Set somewhere that seemed a cross between Mafioso Sicily and a war-torn country somewhere in the Balkans, the Calatrava’s familial tensions were played out over dinner in the overture. Indeed the table and the crucifix upon it were evident throughout the entire opera as recurring visual motifs regardless of whether it was home, chapel, prison or battleground. But apart from acting as visual anchors – with the only arresting use of the cross coming at the end in a last gasp of creative desperation – the director didn’t seem interested in developing any true sense of narrative around either item.

Parts of each act played out in a prison or demolished house but with little dramatic intensity. Kušej’s idea of laying out the stage in different perspectives for example was clever in as much as it gave him the opportunity to have an imaginary Leonora walk up the back wall but ultimately it was just a visual vanity. The minute that any real action was required – the battle scene or the duet between Alvaro and Carlo, the set became a single one-perspective entity. For the battle scene itself Kušej resorted to simply having extras (or the chorus) run from right to left – choosing movement over any sense of dramatic intent.

And the chapel – almost Nordic with its emphasis on wood – opened up to reveal (to me at least) a set of ‘priests’ who would not have looked out of place in a production of Parsifal. This idea was strengthened further still when Harteros (well her body doubled) was baptized via full immersion.

The scenes with the chorus were similarly unfocused with Kušej again failing to deliver any sense of a coherent narrative. Whether acting as corpses or indulging in a most predictable scene of sex and drunkenness, it seems that Kušej was at some points ‘directing by numbers’.

And the over-sized crucifixes of the final scene seemed like a last ditch effort to develop one of the visual motifs and bring a semblance of continuity and vision to the production. But having the singers clamber through them was clumsy but fortunately for us all, their impassioned performances overcame the distractions of the stage as they played out the final tragedy.

Costumes were basic and in the case of Kaufmann’s over-long hair looked like a device simply to differentiate him on stage.
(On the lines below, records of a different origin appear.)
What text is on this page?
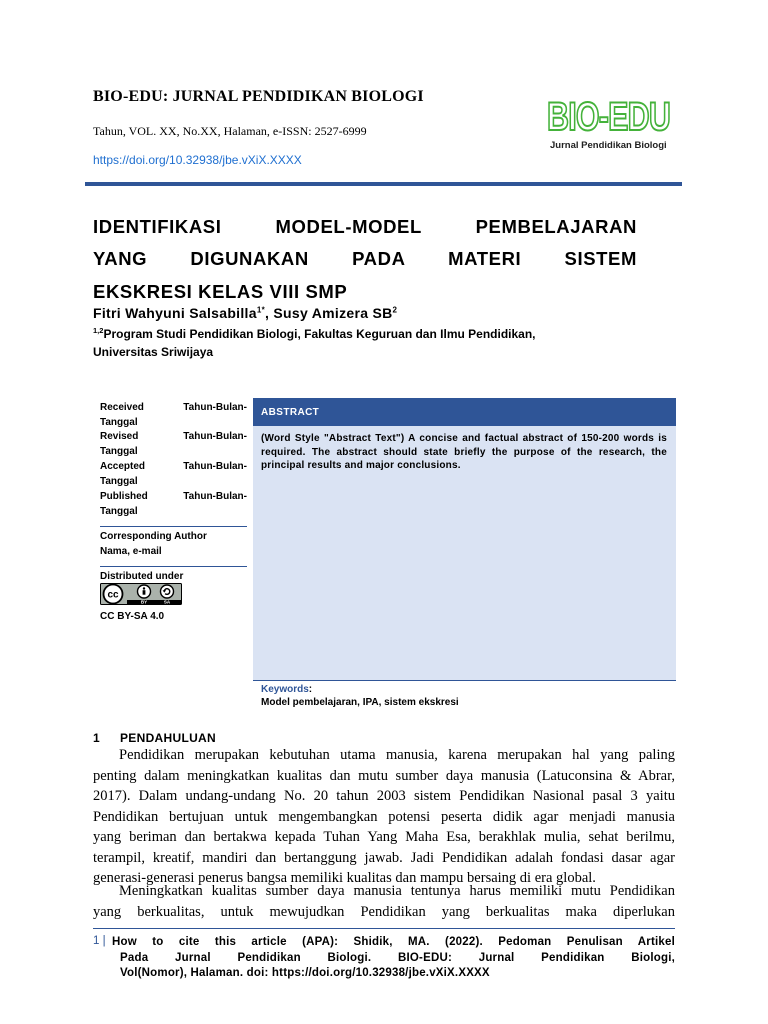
BIO-EDU: JURNAL PENDIDIKAN BIOLOGI
Tahun, VOL. XX, No.XX, Halaman, e-ISSN: 2527-6999
https://doi.org/10.32938/jbe.vXiX.XXXX
BIO-EDU
Jurnal Pendidikan Biologi
IDENTIFIKASI MODEL-MODEL PEMBELAJARAN
YANG DIGUNAKAN PADA MATERI SISTEM
EKSKRESI KELAS VIII SMP
Fitri Wahyuni Salsabilla$^{1*}$, Susy Amizera $SB^2$
$^{1,2}$Program Studi Pendidikan Biologi, Fakultas Keguruan dan Ilmu Pendidikan,
Universitas Sriwijaya
Received	Tahun-Bulan-
Tanggal
Revised	Tahun-Bulan-
Tanggal
Accepted	Tahun-Bulan-
Tanggal
Published	Tahun-Bulan-
Tanggal
Corresponding Author
Nama, e-mail
Distributed under
cc
BY	SA
CC BY-SA 4.0
ABSTRACT
(Word Style "Abstract Text") A concise and factual abstract of 150-200 words is required. The abstract should state briefly the purpose of the research, the principal results and major conclusions.
Keywords:
Model pembelajaran, IPA, sistem ekskresi
1 PENDAHULUAN
Pendidikan merupakan kebutuhan utama manusia, karena merupakan hal yang paling
penting dalam meningkatkan kualitas dan mutu sumber daya manusia (Latuconsina & Abrar,
2017). Dalam undang-undang No. 20 tahun 2003 sistem Pendidikan Nasional pasal 3 yaitu
Pendidikan bertujuan untuk mengembangkan potensi peserta didik agar menjadi manusia
yang beriman dan bertakwa kepada Tuhan Yang Maha Esa, berakhlak mulia, sehat berilmu,
terampil, kreatif, mandiri dan bertanggung jawab. Jadi Pendidikan adalah fondasi dasar agar
generasi-generasi penerus bangsa memiliki kualitas dan mampu bersaing di era global.
Meningkatkan kualitas sumber daya manusia tentunya harus memiliki mutu Pendidikan
yang berkualitas, untuk mewujudkan Pendidikan yang berkualitas maka diperlukan
1 | How to cite this article (APA): Shidik, MA. (2022). Pedoman Penulisan Artikel
Pada Jurnal Pendidikan Biologi. BIO-EDU: Jurnal Pendidikan Biologi,
Vol(Nomor), Halaman. doi: https://doi.org/10.32938/jbe.vXiX.XXXX
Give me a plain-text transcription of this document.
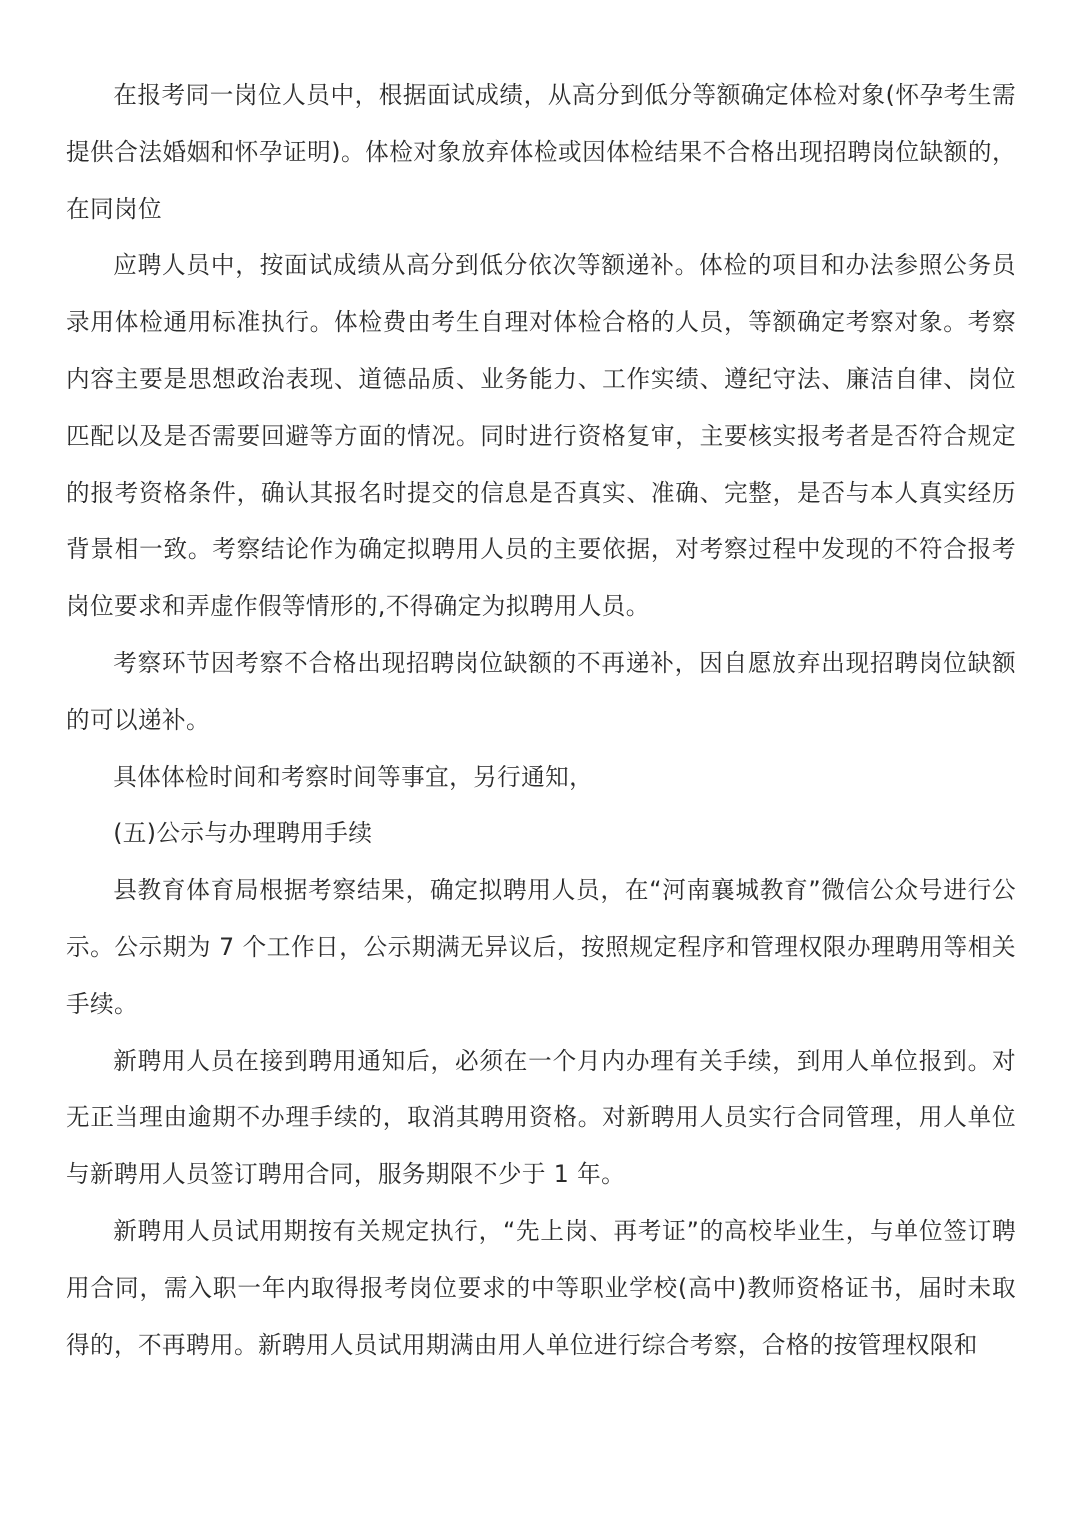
在报考同一岗位人员中，根据面试成绩，从高分到低分等额确定体检对象(怀孕考生需提供合法婚姻和怀孕证明)。体检对象放弃体检或因体检结果不合格出现招聘岗位缺额的，在同岗位

应聘人员中，按面试成绩从高分到低分依次等额递补。体检的项目和办法参照公务员录用体检通用标准执行。体检费由考生自理对体检合格的人员，等额确定考察对象。考察内容主要是思想政治表现、道德品质、业务能力、工作实绩、遵纪守法、廉洁自律、岗位匹配以及是否需要回避等方面的情况。同时进行资格复审，主要核实报考者是否符合规定的报考资格条件，确认其报名时提交的信息是否真实、准确、完整，是否与本人真实经历背景相一致。考察结论作为确定拟聘用人员的主要依据，对考察过程中发现的不符合报考岗位要求和弄虚作假等情形的,不得确定为拟聘用人员。

考察环节因考察不合格出现招聘岗位缺额的不再递补，因自愿放弃出现招聘岗位缺额的可以递补。

具体体检时间和考察时间等事宜，另行通知，

(五)公示与办理聘用手续

县教育体育局根据考察结果，确定拟聘用人员，在“河南襄城教育”微信公众号进行公示。公示期为 7 个工作日，公示期满无异议后，按照规定程序和管理权限办理聘用等相关手续。

新聘用人员在接到聘用通知后，必须在一个月内办理有关手续，到用人单位报到。对无正当理由逾期不办理手续的，取消其聘用资格。对新聘用人员实行合同管理，用人单位与新聘用人员签订聘用合同，服务期限不少于 1 年。

新聘用人员试用期按有关规定执行，“先上岗、再考证”的高校毕业生，与单位签订聘用合同，需入职一年内取得报考岗位要求的中等职业学校(高中)教师资格证书，届时未取得的，不再聘用。新聘用人员试用期满由用人单位进行综合考察，合格的按管理权限和
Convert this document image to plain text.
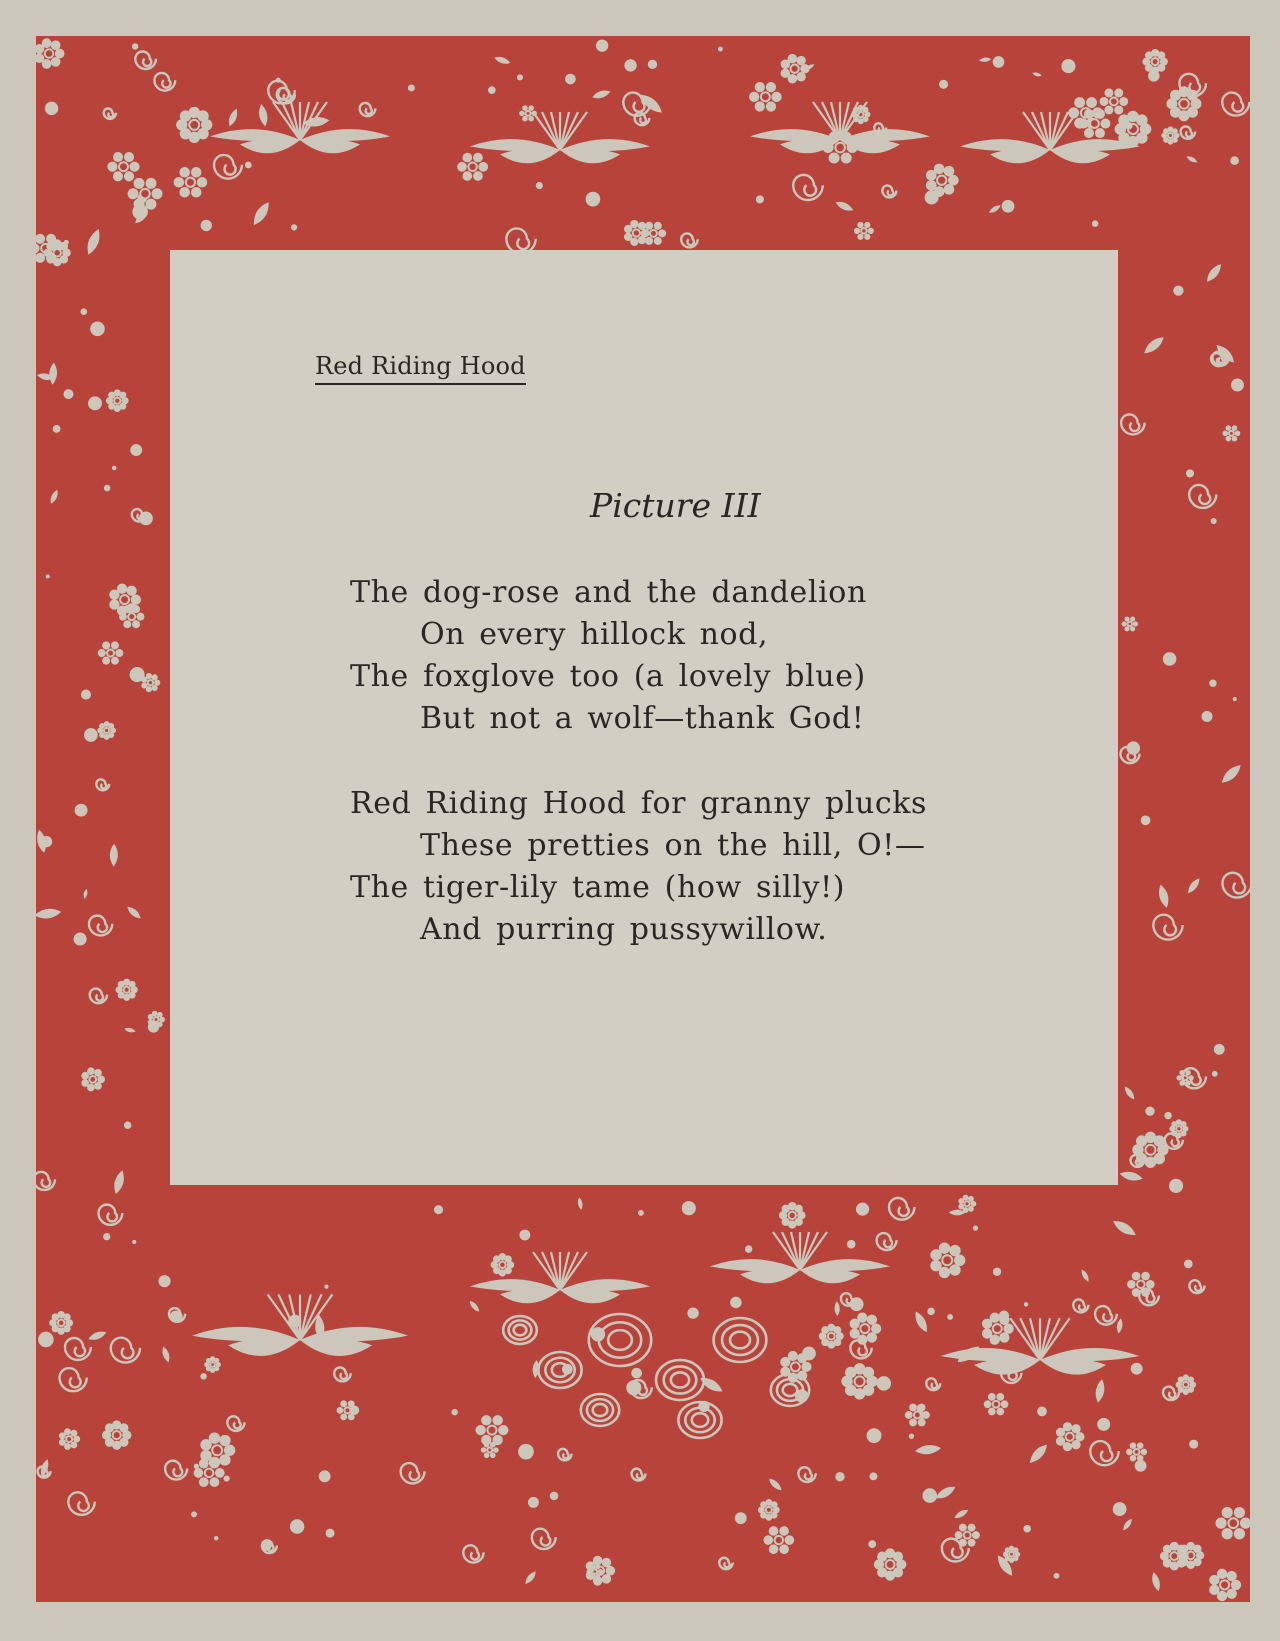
Red Riding Hood
Picture III
The dog-rose and the dandelion
On every hillock nod,
The foxglove too (a lovely blue)
But not a wolf—thank God!
Red Riding Hood for granny plucks
These pretties on the hill, O!—
The tiger-lily tame (how silly!)
And purring pussywillow.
Similarly the lighting was so simple as to be ineffective.

And while the idea of having Calatrava and Guardiano played by the same singer should have been an opportunity for some real characterization, in reality this duality – as well as the doubling of the waiter with the mayor, and Preziosilla dressed as Curra for her first appearance – underlined the fact that Kušej seemed to have forgotten to give any direction at all to any of the singers. While the singing was excellent it was clear that the singers – left to their own devices – were resorting to their own dramatic lexicon to portray their characters. Some better that others.

Indeed throughout it seemed that somewhere – lurking in the shadows of the stage – there was a single unifying idea. But sadly for Kušej, ultimately that idea remained just outside his grasp.

And yet the singing – particularly of Anja Harteros – made the entire production worth hearing.